Евгений Евгеньевич откинул голову и закрыл глаза, всем своим видом показывая, что на подобного рода вопросы отвечать не собирается.
– Ну что ж, пеняйте на себя! – Швецов поплевал на ладонь и с хрустом вогнал лопату в землю. – Живьем зарою!
Первые десять минут Евгений Евгеньевич наблюдал за своим мучителем с легким недоумением: не мог поверить в реальность происходящего, не мог представить, что он, магнат, босс, суперворотила, по приказу которого звонили в самые высокие инстанции, раздавали должности, награды, судили, прощали, держали в страхе, попал в столь жалкое и унизительное положение, но когда увидел, что Швецов уже по пояс ушел в землю, что дело приближается к развязке, ощутил панический, животный ужас. Гулко, неуемно заколотилось сердце, тело ослабло, лоб покрылся влажной испариной.
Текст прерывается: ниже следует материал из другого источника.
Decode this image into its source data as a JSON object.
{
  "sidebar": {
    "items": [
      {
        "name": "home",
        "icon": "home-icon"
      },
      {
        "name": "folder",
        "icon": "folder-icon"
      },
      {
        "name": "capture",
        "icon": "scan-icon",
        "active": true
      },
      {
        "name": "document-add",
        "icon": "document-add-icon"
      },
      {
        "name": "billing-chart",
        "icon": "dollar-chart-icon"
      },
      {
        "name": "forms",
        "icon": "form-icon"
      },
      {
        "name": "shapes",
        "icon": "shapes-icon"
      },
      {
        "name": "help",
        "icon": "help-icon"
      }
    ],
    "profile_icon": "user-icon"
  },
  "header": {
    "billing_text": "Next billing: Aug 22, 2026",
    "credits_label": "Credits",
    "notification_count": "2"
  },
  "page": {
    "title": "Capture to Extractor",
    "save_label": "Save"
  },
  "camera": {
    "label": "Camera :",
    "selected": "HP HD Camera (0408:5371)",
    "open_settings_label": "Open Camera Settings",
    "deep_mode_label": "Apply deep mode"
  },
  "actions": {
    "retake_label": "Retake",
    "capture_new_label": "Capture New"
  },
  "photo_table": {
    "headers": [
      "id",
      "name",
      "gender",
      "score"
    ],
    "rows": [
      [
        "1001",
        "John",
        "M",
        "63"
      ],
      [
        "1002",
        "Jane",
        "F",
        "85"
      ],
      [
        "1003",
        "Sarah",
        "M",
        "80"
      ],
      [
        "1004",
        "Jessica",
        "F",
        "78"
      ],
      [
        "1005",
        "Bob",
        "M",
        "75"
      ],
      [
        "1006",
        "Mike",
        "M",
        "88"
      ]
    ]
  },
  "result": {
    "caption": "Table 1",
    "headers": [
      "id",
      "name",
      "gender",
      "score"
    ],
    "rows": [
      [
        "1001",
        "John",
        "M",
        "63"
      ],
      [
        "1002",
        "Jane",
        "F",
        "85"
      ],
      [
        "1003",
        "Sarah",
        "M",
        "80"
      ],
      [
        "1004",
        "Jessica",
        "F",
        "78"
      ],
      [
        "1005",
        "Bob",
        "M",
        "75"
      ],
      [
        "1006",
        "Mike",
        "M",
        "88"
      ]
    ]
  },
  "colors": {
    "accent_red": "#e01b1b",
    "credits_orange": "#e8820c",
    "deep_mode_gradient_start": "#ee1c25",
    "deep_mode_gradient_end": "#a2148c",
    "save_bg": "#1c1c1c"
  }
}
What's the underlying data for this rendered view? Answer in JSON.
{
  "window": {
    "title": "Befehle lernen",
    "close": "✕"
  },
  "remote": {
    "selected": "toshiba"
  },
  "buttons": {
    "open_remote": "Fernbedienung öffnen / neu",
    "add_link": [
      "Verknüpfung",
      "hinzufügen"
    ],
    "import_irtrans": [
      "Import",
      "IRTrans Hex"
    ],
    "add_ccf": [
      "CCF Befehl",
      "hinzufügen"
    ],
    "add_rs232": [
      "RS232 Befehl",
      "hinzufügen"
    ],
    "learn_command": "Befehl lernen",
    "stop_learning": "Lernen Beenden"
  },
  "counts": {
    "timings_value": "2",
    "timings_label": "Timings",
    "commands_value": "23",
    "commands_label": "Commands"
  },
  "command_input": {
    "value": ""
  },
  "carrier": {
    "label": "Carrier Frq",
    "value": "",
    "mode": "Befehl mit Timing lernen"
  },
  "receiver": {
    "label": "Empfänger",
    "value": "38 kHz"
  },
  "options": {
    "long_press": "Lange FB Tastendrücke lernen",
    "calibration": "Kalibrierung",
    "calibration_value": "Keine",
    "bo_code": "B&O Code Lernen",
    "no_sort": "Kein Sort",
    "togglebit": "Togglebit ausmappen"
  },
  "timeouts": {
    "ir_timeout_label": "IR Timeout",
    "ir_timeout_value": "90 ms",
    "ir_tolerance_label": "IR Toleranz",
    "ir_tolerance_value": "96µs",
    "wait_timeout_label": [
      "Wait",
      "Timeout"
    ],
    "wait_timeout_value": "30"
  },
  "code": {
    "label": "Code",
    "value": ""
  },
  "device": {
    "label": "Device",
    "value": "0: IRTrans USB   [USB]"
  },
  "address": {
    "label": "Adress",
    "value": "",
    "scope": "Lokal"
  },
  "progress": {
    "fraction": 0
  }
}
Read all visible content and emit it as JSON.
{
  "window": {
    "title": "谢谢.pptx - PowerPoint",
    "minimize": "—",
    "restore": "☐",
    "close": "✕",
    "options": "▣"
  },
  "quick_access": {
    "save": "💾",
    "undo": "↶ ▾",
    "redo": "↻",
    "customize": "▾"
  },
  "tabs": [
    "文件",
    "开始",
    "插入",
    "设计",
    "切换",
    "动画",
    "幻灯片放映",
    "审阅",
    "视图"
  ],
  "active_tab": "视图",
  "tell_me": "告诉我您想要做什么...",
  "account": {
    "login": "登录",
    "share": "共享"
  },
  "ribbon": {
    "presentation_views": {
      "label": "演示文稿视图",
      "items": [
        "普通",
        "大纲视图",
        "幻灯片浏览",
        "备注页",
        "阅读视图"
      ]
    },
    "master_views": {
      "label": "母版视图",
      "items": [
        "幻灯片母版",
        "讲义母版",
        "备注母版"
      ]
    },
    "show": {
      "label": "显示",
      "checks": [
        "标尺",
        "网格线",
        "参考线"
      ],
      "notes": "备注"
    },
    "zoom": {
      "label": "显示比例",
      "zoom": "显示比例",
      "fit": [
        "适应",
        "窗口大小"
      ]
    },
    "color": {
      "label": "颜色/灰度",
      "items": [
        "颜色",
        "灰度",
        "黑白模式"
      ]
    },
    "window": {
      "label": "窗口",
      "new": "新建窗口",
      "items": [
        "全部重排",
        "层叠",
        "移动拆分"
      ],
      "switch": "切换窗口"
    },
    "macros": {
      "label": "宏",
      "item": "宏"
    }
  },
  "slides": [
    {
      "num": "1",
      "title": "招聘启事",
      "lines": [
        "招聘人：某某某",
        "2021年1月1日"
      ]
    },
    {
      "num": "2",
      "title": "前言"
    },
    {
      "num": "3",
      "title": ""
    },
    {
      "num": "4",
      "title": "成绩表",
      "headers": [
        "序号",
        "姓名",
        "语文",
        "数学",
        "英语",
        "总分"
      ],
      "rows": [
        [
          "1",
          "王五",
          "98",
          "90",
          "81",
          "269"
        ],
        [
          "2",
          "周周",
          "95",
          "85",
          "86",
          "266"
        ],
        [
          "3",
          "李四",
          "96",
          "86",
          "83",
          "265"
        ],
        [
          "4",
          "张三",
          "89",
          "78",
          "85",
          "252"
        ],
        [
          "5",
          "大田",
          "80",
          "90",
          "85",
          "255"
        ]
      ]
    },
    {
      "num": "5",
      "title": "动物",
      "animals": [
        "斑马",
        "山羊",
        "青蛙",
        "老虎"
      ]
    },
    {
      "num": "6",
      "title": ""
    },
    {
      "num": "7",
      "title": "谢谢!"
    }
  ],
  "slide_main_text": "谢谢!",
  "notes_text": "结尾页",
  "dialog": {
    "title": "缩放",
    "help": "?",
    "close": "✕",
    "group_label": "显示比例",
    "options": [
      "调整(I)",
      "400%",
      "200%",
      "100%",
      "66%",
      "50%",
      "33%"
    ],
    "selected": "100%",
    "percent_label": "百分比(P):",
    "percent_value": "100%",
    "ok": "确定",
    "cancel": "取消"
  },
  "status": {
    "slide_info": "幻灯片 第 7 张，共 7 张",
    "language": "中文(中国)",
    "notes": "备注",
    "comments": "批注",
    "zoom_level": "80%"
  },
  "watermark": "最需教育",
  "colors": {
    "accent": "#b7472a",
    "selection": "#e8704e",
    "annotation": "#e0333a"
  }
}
– Володя, давай поговорим. Только без эмоций, серьезно. Я верю, что два умных человека всегда могут договориться.
– Два умных и порядочных, – язвительно заметил Швецов.
– Володя, я тебя хотел сделать своим, доверенным, человеком…
– Своим?! А кому пришла в голову идея отправить меня на дно? Вы же сами говорили, что у Сопина мыслительный аппарат работал туговато – он бы сроду не догадался зарядить акваланг пропаном.
– Чушь собачья! Неужели ты ему поверил?
– Может быть, и не поверил бы, но когда вы продали Янкину…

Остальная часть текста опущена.